Why? As opposed to just getting it to run as fast as possible over all the cores in the machine and queuing each run? 

Handling real concurrency would involve supporting multiple HTTP servers, etc, which might be a real hassle.
Comment 10 Dirk Pranke 2010-04-08 13:39:23 PDT
(In reply to comment #8)
> Thanks for the review.  I'm happy to address your comments if we want this
> patch, but I'm also not that married to getting this feature.  :)

If you had a reference for the algorithm, that would be interesting. Otherwise, addressing it is up to you.
Comment 11 Adam Barth 2010-04-08 14:50:32 PDT
> Why? As opposed to just getting it to run as fast as possible over all the
> cores in the machine and queuing each run? 

I think queuing would be an acceptable solution for our use case, which is running multiple bots (commit-queue, mac-ews) on the same machine.
Comment 12 Adam Barth 2010-04-08 14:51:46 PDT
> If you had a reference for the algorithm, that would be interesting. Otherwise,
> addressing it is up to you.

The algorithm is just simple-exponential-smoothing as explained here:
http://www.duke.edu/~rnau/411avg.htm
Comment 13 Csaba Osztrogonác 2010-04-08 14:56:52 PDT
(In reply to comment #4)
> http tests were put at the end for run-webkit-tests so that it was possible to
> lock around use of the httpd server was my understanding.
> 
> Eventually we'll have to fix new-run-webkit-tests to support running more than
> one copy on the machine at once.

Yes, you're right, we put http tests at the end because now run-webkit-tests script grab the lock of httpd before the first http test and release the lock when exit.

Our first idea was to fix tests and make run-webkit-tests script to
be able to run multiple httpd. Fixing run-webkit-tests isn't a big
task, but test cases and expected files with hard coded localhost,
127.0.0.1, 8000, 8080, etc. port numbers. You can find how many
test cases must be refactored for this in description of
related bug: https://bugs.webkit.org/show_bug.cgi?id=33153

Hard coded URLs and port numbers isn't a big problem if you would
like to run only one multi-threaded (new-)run-webkit-tests script.
But it is a blocker task if you would like to run more script.
Comment 14 Csaba Osztrogonác 2010-04-08 15:29:41 PDT
(In reply to comment #9)
> Why?
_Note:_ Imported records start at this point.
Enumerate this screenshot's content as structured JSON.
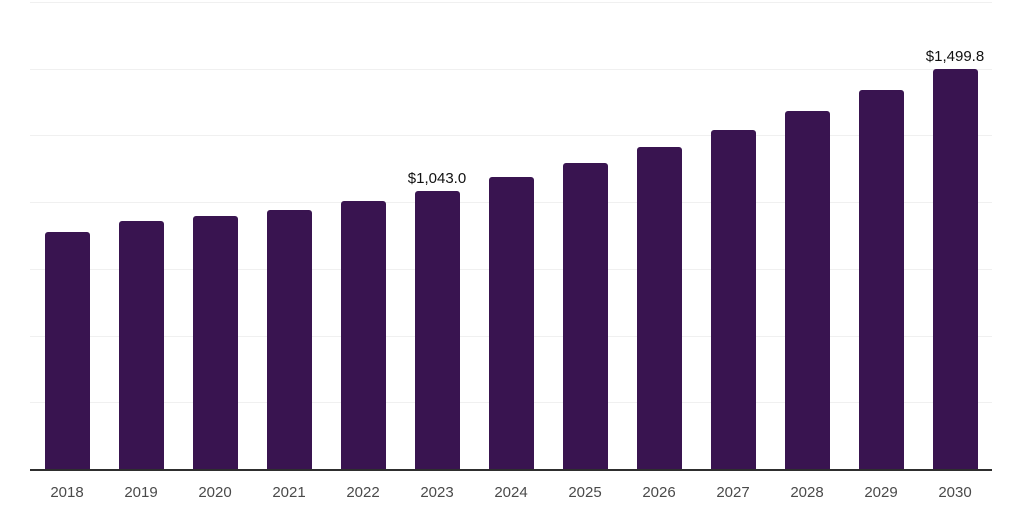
{
  "chart_data": {
    "type": "bar",
    "title": "",
    "xlabel": "",
    "ylabel": "",
    "categories": [
      "2018",
      "2019",
      "2020",
      "2021",
      "2022",
      "2023",
      "2024",
      "2025",
      "2026",
      "2027",
      "2028",
      "2029",
      "2030"
    ],
    "values": [
      888.0,
      930.0,
      950.0,
      971.0,
      1005.0,
      1043.0,
      1093.0,
      1147.0,
      1207.0,
      1271.0,
      1342.0,
      1419.0,
      1499.8
    ],
    "data_labels": [
      "",
      "",
      "",
      "",
      "",
      "$1,043.0",
      "",
      "",
      "",
      "",
      "",
      "",
      "$1,499.8"
    ],
    "ylim": [
      0,
      1750
    ],
    "grid_step": 250,
    "grid": true,
    "legend_position": "none",
    "colors": {
      "bar": "#391450",
      "gridline": "#f0f0f0",
      "axis_line": "#2e2e2e",
      "tick_label": "#4a4a4a",
      "data_label": "#111111",
      "background": "#ffffff"
    }
  }
}
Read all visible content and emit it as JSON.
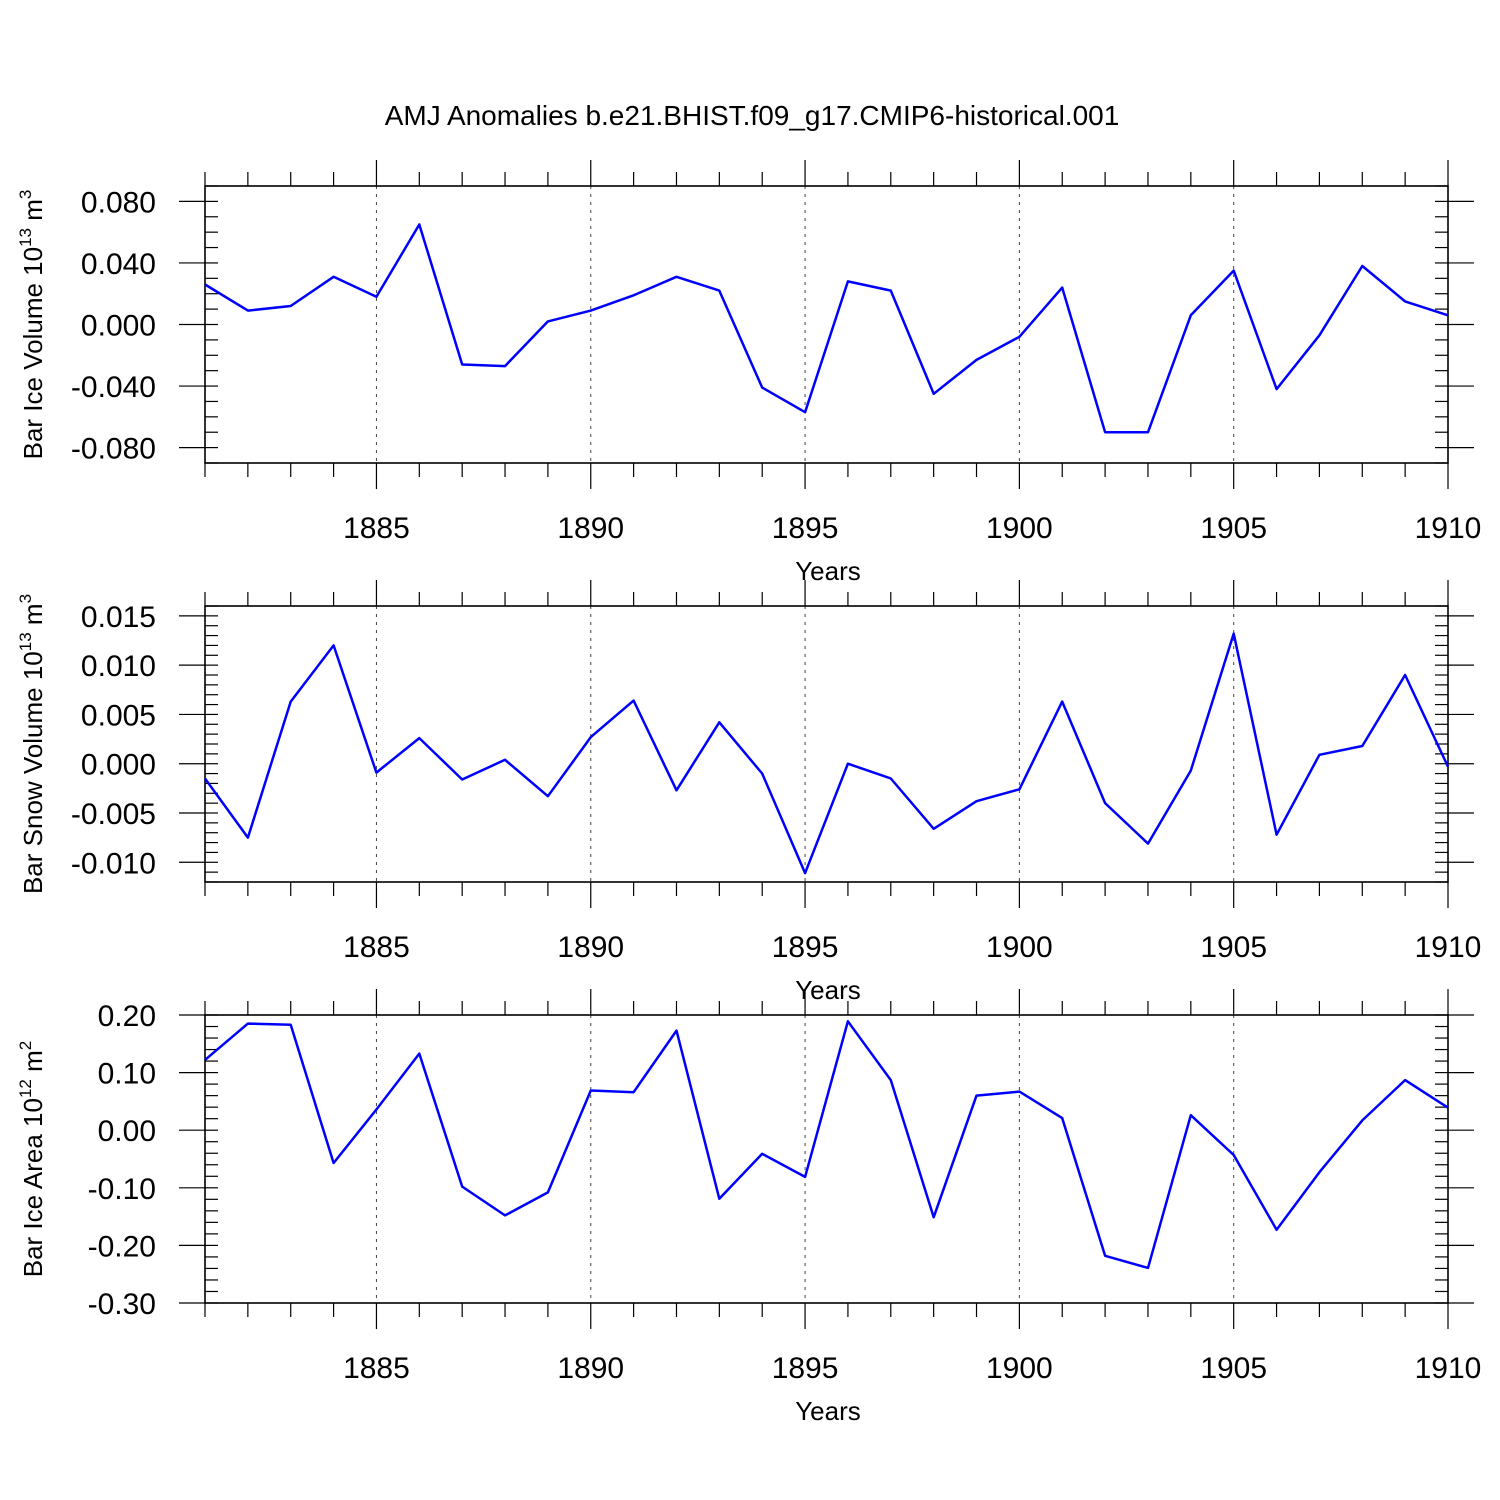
{
  "title": "AMJ Anomalies b.e21.BHIST.f09_g17.CMIP6-historical.001",
  "colors": {
    "line": "#0000ff",
    "axis": "#000000",
    "grid": "#444444"
  },
  "chart_data": [
    {
      "type": "line",
      "ylabel": "Bar Ice Volume 10",
      "ylabel_exponent": "13",
      "ylabel_unit": " m",
      "ylabel_unit_exponent": "3",
      "xlabel": "Years",
      "xlim": [
        1881,
        1910
      ],
      "ylim": [
        -0.09,
        0.09
      ],
      "y_major_ticks": [
        -0.08,
        -0.04,
        0.0,
        0.04,
        0.08
      ],
      "y_tick_labels": [
        "-0.080",
        "-0.040",
        "0.000",
        "0.040",
        "0.080"
      ],
      "y_minor_step": 0.01,
      "x_major_ticks": [
        1885,
        1890,
        1895,
        1900,
        1905,
        1910
      ],
      "x_tick_labels": [
        "1885",
        "1890",
        "1895",
        "1900",
        "1905",
        "1910"
      ],
      "grid_x": true,
      "series": [
        {
          "name": "Bar Ice Volume",
          "x": [
            1881,
            1882,
            1883,
            1884,
            1885,
            1886,
            1887,
            1888,
            1889,
            1890,
            1891,
            1892,
            1893,
            1894,
            1895,
            1896,
            1897,
            1898,
            1899,
            1900,
            1901,
            1902,
            1903,
            1904,
            1905,
            1906,
            1907,
            1908,
            1909,
            1910
          ],
          "values": [
            0.026,
            0.009,
            0.012,
            0.031,
            0.018,
            0.065,
            -0.026,
            -0.027,
            0.002,
            0.009,
            0.019,
            0.031,
            0.022,
            -0.041,
            -0.057,
            0.028,
            0.022,
            -0.045,
            -0.023,
            -0.008,
            0.024,
            -0.07,
            -0.07,
            0.006,
            0.035,
            -0.042,
            -0.007,
            0.038,
            0.015,
            0.006
          ]
        }
      ]
    },
    {
      "type": "line",
      "ylabel": "Bar Snow Volume 10",
      "ylabel_exponent": "13",
      "ylabel_unit": " m",
      "ylabel_unit_exponent": "3",
      "xlabel": "Years",
      "xlim": [
        1881,
        1910
      ],
      "ylim": [
        -0.012,
        0.016
      ],
      "y_major_ticks": [
        -0.01,
        -0.005,
        0.0,
        0.005,
        0.01,
        0.015
      ],
      "y_tick_labels": [
        "-0.010",
        "-0.005",
        "0.000",
        "0.005",
        "0.010",
        "0.015"
      ],
      "y_minor_step": 0.001,
      "x_major_ticks": [
        1885,
        1890,
        1895,
        1900,
        1905,
        1910
      ],
      "x_tick_labels": [
        "1885",
        "1890",
        "1895",
        "1900",
        "1905",
        "1910"
      ],
      "grid_x": true,
      "series": [
        {
          "name": "Bar Snow Volume",
          "x": [
            1881,
            1882,
            1883,
            1884,
            1885,
            1886,
            1887,
            1888,
            1889,
            1890,
            1891,
            1892,
            1893,
            1894,
            1895,
            1896,
            1897,
            1898,
            1899,
            1900,
            1901,
            1902,
            1903,
            1904,
            1905,
            1906,
            1907,
            1908,
            1909,
            1910
          ],
          "values": [
            -0.0015,
            -0.0075,
            0.0063,
            0.012,
            -0.0009,
            0.0026,
            -0.0016,
            0.0004,
            -0.0033,
            0.0027,
            0.0064,
            -0.0027,
            0.0042,
            -0.001,
            -0.0111,
            0.0,
            -0.0015,
            -0.0066,
            -0.0038,
            -0.0026,
            0.0063,
            -0.004,
            -0.0081,
            -0.0007,
            0.0132,
            -0.0072,
            0.0009,
            0.0018,
            0.009,
            -0.0003
          ]
        }
      ]
    },
    {
      "type": "line",
      "ylabel": "Bar Ice Area 10",
      "ylabel_exponent": "12",
      "ylabel_unit": " m",
      "ylabel_unit_exponent": "2",
      "xlabel": "Years",
      "xlim": [
        1881,
        1910
      ],
      "ylim": [
        -0.3,
        0.2
      ],
      "y_major_ticks": [
        -0.3,
        -0.2,
        -0.1,
        0.0,
        0.1,
        0.2
      ],
      "y_tick_labels": [
        "-0.30",
        "-0.20",
        "-0.10",
        "0.00",
        "0.10",
        "0.20"
      ],
      "y_minor_step": 0.02,
      "x_major_ticks": [
        1885,
        1890,
        1895,
        1900,
        1905,
        1910
      ],
      "x_tick_labels": [
        "1885",
        "1890",
        "1895",
        "1900",
        "1905",
        "1910"
      ],
      "grid_x": true,
      "series": [
        {
          "name": "Bar Ice Area",
          "x": [
            1881,
            1882,
            1883,
            1884,
            1885,
            1886,
            1887,
            1888,
            1889,
            1890,
            1891,
            1892,
            1893,
            1894,
            1895,
            1896,
            1897,
            1898,
            1899,
            1900,
            1901,
            1902,
            1903,
            1904,
            1905,
            1906,
            1907,
            1908,
            1909,
            1910
          ],
          "values": [
            0.122,
            0.185,
            0.183,
            -0.057,
            0.036,
            0.133,
            -0.098,
            -0.148,
            -0.108,
            0.069,
            0.066,
            0.173,
            -0.119,
            -0.041,
            -0.081,
            0.189,
            0.087,
            -0.151,
            0.06,
            0.067,
            0.021,
            -0.218,
            -0.239,
            0.026,
            -0.043,
            -0.173,
            -0.073,
            0.017,
            0.087,
            0.039
          ]
        }
      ]
    }
  ]
}
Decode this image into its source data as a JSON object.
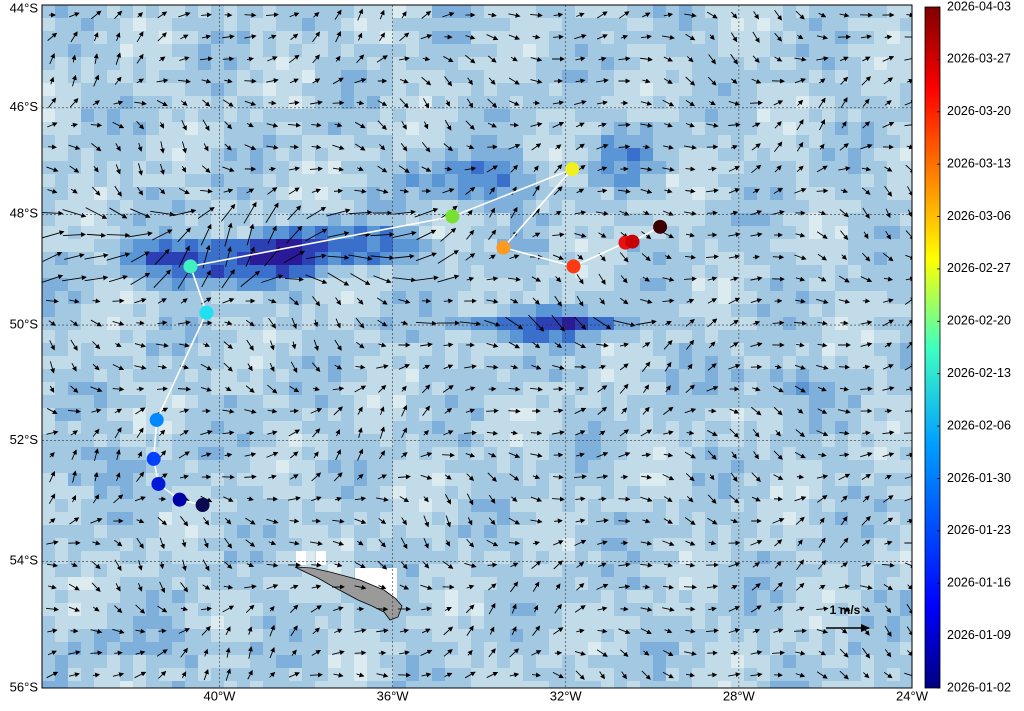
{
  "chart_data": {
    "type": "scatter",
    "x": [
      -40.39,
      -40.92,
      -41.41,
      -41.52,
      -41.45,
      -40.3,
      -40.67,
      -34.62,
      -31.85,
      -33.44,
      -31.82,
      -30.62,
      -30.46,
      -29.82
    ],
    "values": [
      -53.08,
      -52.99,
      -52.73,
      -52.31,
      -51.65,
      -49.78,
      -48.95,
      -48.04,
      -47.16,
      -48.61,
      -48.95,
      -48.52,
      -48.5,
      -48.23
    ],
    "colors": [
      "#0a0a50",
      "#0000a8",
      "#0018d8",
      "#0040ff",
      "#0088ff",
      "#20e0f0",
      "#40f0c0",
      "#78e030",
      "#f0f020",
      "#ff9a20",
      "#ff3a10",
      "#e81010",
      "#c80000",
      "#3c0000"
    ],
    "line_color": "#ffffff",
    "xlim": [
      -44.1,
      -24
    ],
    "ylim": [
      -56,
      -44
    ],
    "xticks": [
      {
        "value": -40,
        "label": "40°W"
      },
      {
        "value": -36,
        "label": "36°W"
      },
      {
        "value": -32,
        "label": "32°W"
      },
      {
        "value": -28,
        "label": "28°W"
      },
      {
        "value": -24,
        "label": "24°W"
      }
    ],
    "yticks": [
      {
        "value": -44,
        "label": "44°S"
      },
      {
        "value": -46,
        "label": "46°S"
      },
      {
        "value": -48,
        "label": "48°S"
      },
      {
        "value": -50,
        "label": "50°S"
      },
      {
        "value": -52,
        "label": "52°S"
      },
      {
        "value": -54,
        "label": "54°S"
      },
      {
        "value": -56,
        "label": "56°S"
      }
    ],
    "grid": true,
    "projection": "mercator",
    "colorbar_ticks": [
      "2026-01-02",
      "2026-01-09",
      "2026-01-16",
      "2026-01-23",
      "2026-01-30",
      "2026-02-06",
      "2026-02-13",
      "2026-02-20",
      "2026-02-27",
      "2026-03-06",
      "2026-03-13",
      "2026-03-20",
      "2026-03-27",
      "2026-04-03"
    ],
    "scale_label": "1 m/s"
  }
}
As opposed to just getting it to run as fast as possible over all the
> cores in the machine and queuing each run? 
> 
> Handling real concurrency would involve supporting multiple HTTP servers, etc,
> which might be a real hassle.

Queueing can be a good solution, but we should guarantee running  
in the arrival order to avoid starvation (see dining philosophers).

András made a good solution for this in run-webkit-tests implementation 
(--wait-for-http locking mechanism). The idea is very simple, the script 
touch a new lock.XXXX file, where XXX is an automatically incremental value,
and always runs the owner of least one.